In her book, Power captured the destructive dynamics that are often set in motion when national or religious chauvinism and state failure coincide. Her title borrows from Warren Christopher, the US Secretary of State during the post-Yugoslav wars of the 1990s. “The hatred between all three groups – the Bosnians and the Serbs and the Croatians – is almost unbelievable,” Christopher said. “It’s almost terrifying, and it’s centuries old. That really is a problem from hell.”
During periods of rapid technological and economic development, the atavistic impulses underlying such problems can seem anachronistic. “History” may feel as though it is finally giving way to “progress” – an ideal that is incompatible with wholesale bloodletting, forcible depopulation, and refugee crises. But, as Power reminds us, there are two reasons why the mantra of “never again” has been impossible to realize: the deep roots of past conflicts often remain just below the surface; and humans have an innate capacity for hatred, discord, and violence. Thus, in a 2002 commentary for Project Syndicate, Power warned against complacency: “if history is any predictor,” she wrote, “another eruption” of mass brutality would be forthcoming.

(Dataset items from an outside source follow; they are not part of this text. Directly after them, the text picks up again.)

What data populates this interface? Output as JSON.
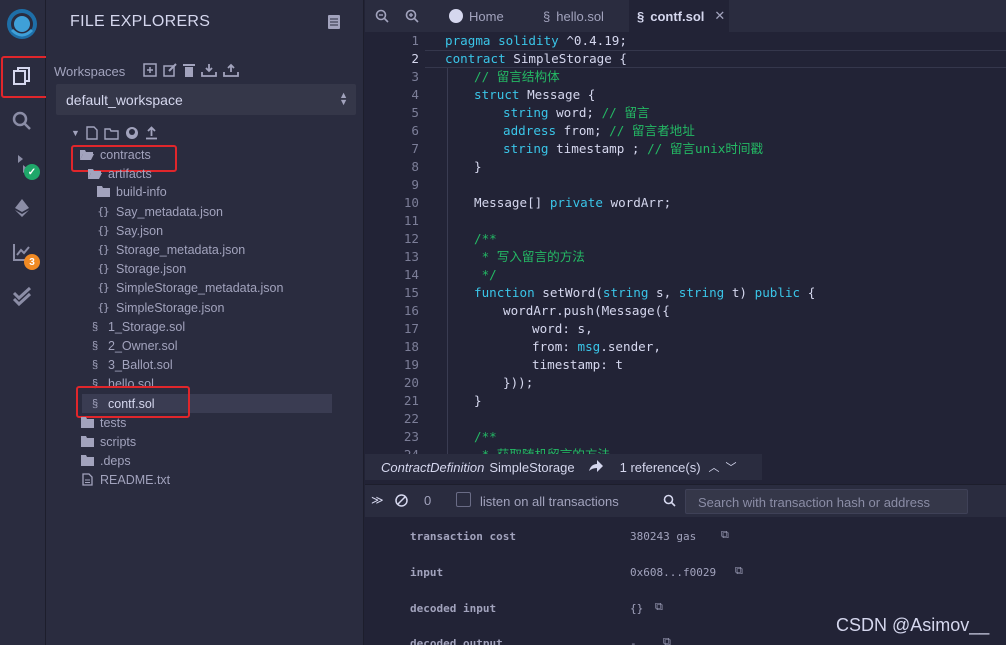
{
  "side": {
    "title": "FILE EXPLORERS",
    "workspaces_label": "Workspaces",
    "workspace_selected": "default_workspace"
  },
  "iconbar": {
    "solidity_badge": "3"
  },
  "tree": {
    "contracts": "contracts",
    "artifacts": "artifacts",
    "build_info": "build-info",
    "files_json": [
      "Say_metadata.json",
      "Say.json",
      "Storage_metadata.json",
      "Storage.json",
      "SimpleStorage_metadata.json",
      "SimpleStorage.json"
    ],
    "files_sol": [
      "1_Storage.sol",
      "2_Owner.sol",
      "3_Ballot.sol",
      "hello.sol",
      "contf.sol"
    ],
    "tests": "tests",
    "scripts": "scripts",
    "deps": ".deps",
    "readme": "README.txt"
  },
  "tabs": {
    "home": "Home",
    "hello": "hello.sol",
    "contf": "contf.sol"
  },
  "editor": {
    "line_numbers": [
      "1",
      "2",
      "3",
      "4",
      "5",
      "6",
      "7",
      "8",
      "9",
      "10",
      "11",
      "12",
      "13",
      "14",
      "15",
      "16",
      "17",
      "18",
      "19",
      "20",
      "21",
      "22",
      "23",
      "24"
    ],
    "code": {
      "l1_kw": "pragma solidity",
      "l1_rest": " ^0.4.19;",
      "l2_kw": "contract",
      "l2_rest": " SimpleStorage {",
      "l3": "// 留言结构体",
      "l4_kw": "struct",
      "l4_rest": " Message {",
      "l5_t": "string",
      "l5_r": " word; ",
      "l5_c": "// 留言",
      "l6_t": "address",
      "l6_r": " from; ",
      "l6_c": "// 留言者地址",
      "l7_t": "string",
      "l7_r": " timestamp ; ",
      "l7_c": "// 留言unix时间戳",
      "l8": "}",
      "l10_a": "Message[] ",
      "l10_k": "private",
      "l10_b": " wordArr;",
      "l12": "/**",
      "l13": " * 写入留言的方法",
      "l14": " */",
      "l15_k": "function",
      "l15_a": " setWord(",
      "l15_t1": "string",
      "l15_b": " s, ",
      "l15_t2": "string",
      "l15_c": " t) ",
      "l15_k2": "public",
      "l15_d": " {",
      "l16": "wordArr.push(Message({",
      "l17": "word: s,",
      "l18_a": "from: ",
      "l18_k": "msg",
      "l18_b": ".sender,",
      "l19": "timestamp: t",
      "l20": "}));",
      "l21": "}",
      "l23": "/**",
      "l24": " * 获取随机留言的方法"
    }
  },
  "refbar": {
    "kind": "ContractDefinition",
    "name": "SimpleStorage",
    "refs": "1 reference(s)"
  },
  "terminal": {
    "count": "0",
    "listen_label": "listen on all transactions",
    "search_placeholder": "Search with transaction hash or address",
    "rows": [
      {
        "key": "transaction cost",
        "value": "380243 gas"
      },
      {
        "key": "input",
        "value": "0x608...f0029"
      },
      {
        "key": "decoded input",
        "value": "{}"
      },
      {
        "key": "decoded output",
        "value": "-"
      }
    ]
  },
  "watermark": "CSDN @Asimov__"
}
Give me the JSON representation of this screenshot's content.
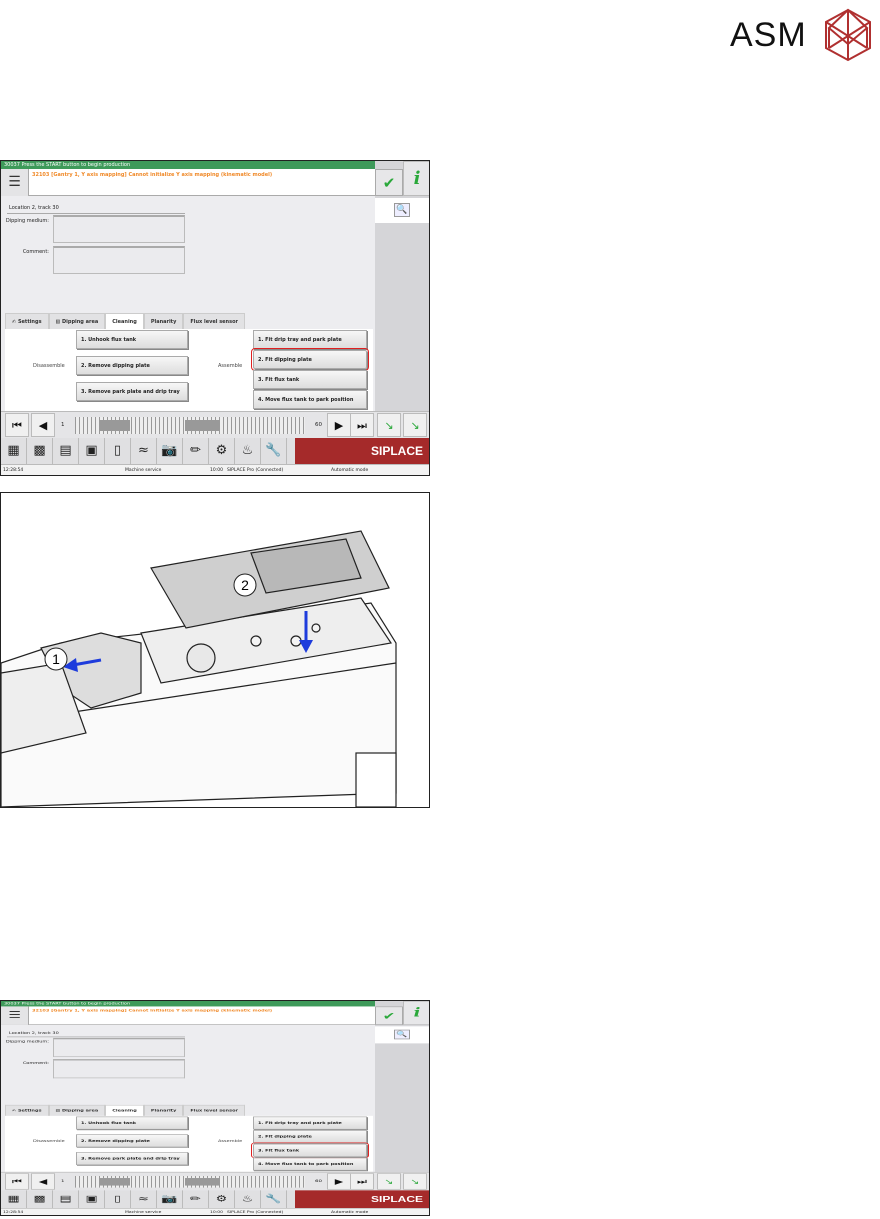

Fifteen years on, with untold horrors being inflicted on populations from Syria to South Sudan, Power’s warning has proved horrifyingly prescient. Indeed, many Project Syndicate commentators worry that the road to hell is being paved – with good intentions or bad, or with no discernible purpose at all – in an increasing number of places, including, most alarmingly, a setting in which a nuclear catastrophe is a real possibility. And, as these commentators show, a common accelerant of conflict worldwide has emerged: the deepening dysfunction of national and international institutions.